Like many players, Diakite expected to make an immediate impact in college. Instead, he’s found that progress can be incremental.
“I still have to be patient,” Diakite said. “There’s a lot of room to grow, and there’s a lot of room in what I can do. And so slowly I’ll get there.”
When he arrived at UVA, Diakite recalled, he was not “a patient person. I was trying to rush everything, and be a starter, and I did not know all the valuable stuff I’m learning now. The coaches have slowed me down and taught me that in life you’ve got to take it step by step. I think that’s the thing that has been helping me a lot.”
The Cavaliers’ coaches knew Diakite had height, length and athleticism, Sanchez said. “Just like with anyone, the question was: How much are you willing to learn? How much are you willing to study?
“I think things are coming together for him. The wires are connecting. And being in [Bennett’s] system long term has helped, because there aren’t many changes, so he’s being more reactive than thinking. And when you can just react and play, as opposed to thinking and processing, it makes a difference.”
THEY SAID IT: The win was the seventh straight over Louisville for Virginia, which leads the series 13-4. Among the postgame comments:
* Diakite on the Cavaliers’ chemistry: “We keep each other accountable and we try to push each other to beyond the llmits if we can. And we have fun with it. We really have fun as one unit together. That is, I think, the biggest thing.”

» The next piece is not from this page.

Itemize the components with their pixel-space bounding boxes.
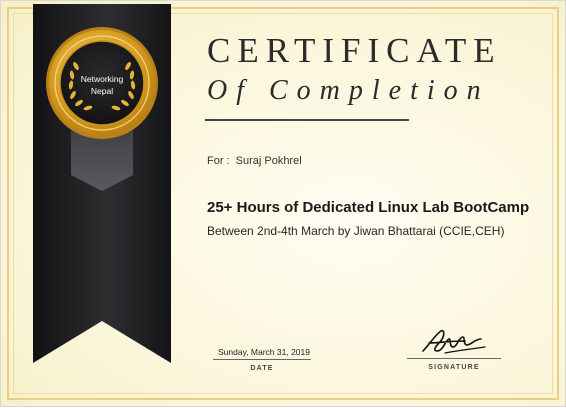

* Senior forward Isaiah Wilkins, the ACC’s defensive player of the year, on whether its No. 1 ranking is a burden for UVA: “I don’t think so. I’m going out here and playing free. I think a lot of our guys play free. If that was going to happen, I feel like it would have happened way earlier.”
* Wilkins on having faced the Cardinals for perhaps the final time this season: “They’re a really good team. They bring it every game, too. I’m cool [to not play] Louisville for a while. We’ll leave those guys alone.”
* Hall on the Cards: “Every time we’ve played them it’s been a battle, and they’ve got some really talented players in [Deng] Adel and Spalding, and [Anas] Mahmoud and [Quentin] Snider as well. We knew walking into it, it was going to be a battle, so I enjoyed it.”
* Guy on Wilkins’ knack for tipping offensive rebounds out to the team’s guards: “Yeah, Isaiah is gifted in that aspect. I think I had seven rebounds, and it wasn’t because [Louisville] couldn’t keep me off the boards. I think he was tipping it out to me.”
* Spalding on the offensive rebounding of Wilkins and Co.: “Coach let us know what we needed to do to box those guys out, but it is pretty difficult boxing out a guy like that. Kind of frustrating, as well, when you’re trying to get position and then the guy reaches over and tips it out. It’s pretty good technique.”